The telecommunications company, which owns CTV and the TSN sports network, announced the pairing with the Canadian Broadcasting Corp. Friday, a day after Bell's current partner Rogers decided to bow out of a future partnership.
Rogers Communications (TSX:RCI.B) said Thursday it would not pursue a bid with Bell for the 2014 Winter Olympic Games in Sochi, Russia and 2016 Summer Games in Rio de Janeiro, Brazil.
The partnership between Bell and CBC quickly resolved uncertainty over where the media company would get additional financial backing for the expensive endeavour, among the world's most-watched sporting series.
"The Olympic Games are a premium property that requires a strong partnership in order to deliver the level of experience that Canadian viewers and advertising partners now expect," said Bell Media president Kevin Crull in a release.
Crull added in a phone interview that a previous relationship between CTV and the CBC for Olympic coverage from 2000 to 2008, which encompassed five games, made the new partnership a logical choice.
"We have had a long history with CBC in co-producing and delivering the games so it was a bit of a natural," he said.
"What we learned in Vancouver is that more of everything is better (for viewers and advertisers)... so more content, more depth of coverage, more reach on more channels and more platforms."
The emergence of CBC as a partner returns the broadcaster to its longtime stomping ground as a participant in Olympic coverage. Its last direct involvement in the Olympics was during the Beijing Games in 2008, before CTV outbid it for the rights to the Vancouver Games.
Crull noted that the agreement with the CBC is "a far more balanced partnership" than the Canadian broadcast consortium that was arranged with Rogers. In that agreement, Rogers paid US$153 million for a 20 per cent stake in the consortium, with CTV holding the other 80 per cent interest.
However, it's unlikely that the Bell-CBC bid would be quite as rich as the agreement made by Bell and Rogers, which was considered the highest price ever paid for Canadian rights at more than $760 million.
The price tag of that package was pushed higher because it included the rights to the Vancouver games, which were on home turf, a factor that traditionally intensifies the bidding process because more domestic viewers tune in.
Crull declined to detail exactly what the additional benefits were to the CBC, though the Rogers agreement included limitations like prohibiting the company from using the iconic Olympic rings in its marketing campaigns.
CBC Sports executive director Jeffrey Orridge said that it's too early to detail the specifics of what his network will receive as part of the agreement.
"We haven't won the bid yet, so it would be purely speculative at this point to discuss what rights may (be given) to whom," he said.

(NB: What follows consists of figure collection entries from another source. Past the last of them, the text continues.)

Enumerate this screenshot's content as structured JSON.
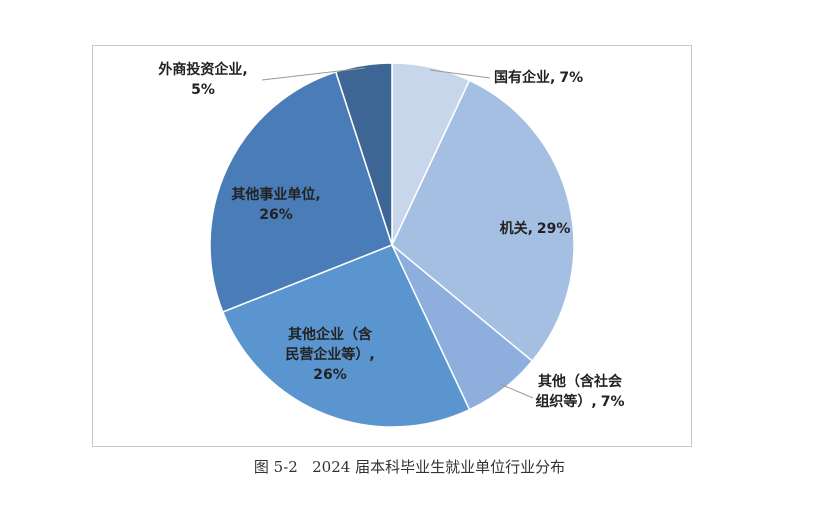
{
  "chart_data": {
    "type": "pie",
    "title": "图 5-2   2024 届本科毕业生就业单位行业分布",
    "categories": [
      "国有企业,",
      "机关,",
      "其他（含社会组织等）,",
      "其他企业（含民营企业等）,",
      "其他事业单位,",
      "外商投资企业,"
    ],
    "values": [
      7,
      29,
      7,
      26,
      26,
      5
    ],
    "value_labels": [
      "7%",
      "29%",
      "7%",
      "26%",
      "26%",
      "5%"
    ],
    "colors": [
      "#c7d6eb",
      "#a5bfe3",
      "#8eafdd",
      "#5b95cf",
      "#4a7db7",
      "#3e6695"
    ]
  }
}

"It was a lot of effort and energy and time invested in putting together a partnership in order to go forward to be competitive."
However, the amount of competition for the Olympic bid may be minimal now that CBC has secured its position and Rogers has said it will not be participating
Shaw Communications (TSX:SJR.B), based in Calgary, would be one of the most obvious contenders because it owns Global, but not a sports cable network, while Quebecor Inc. (TSX:QBR.B) recently launched French-language sports network TVA Sports.
Bell (TSX:BCE) and Rogers had worked together on broadcasting rights for the Vancouver games last year, and will also work together on the London games in 2012.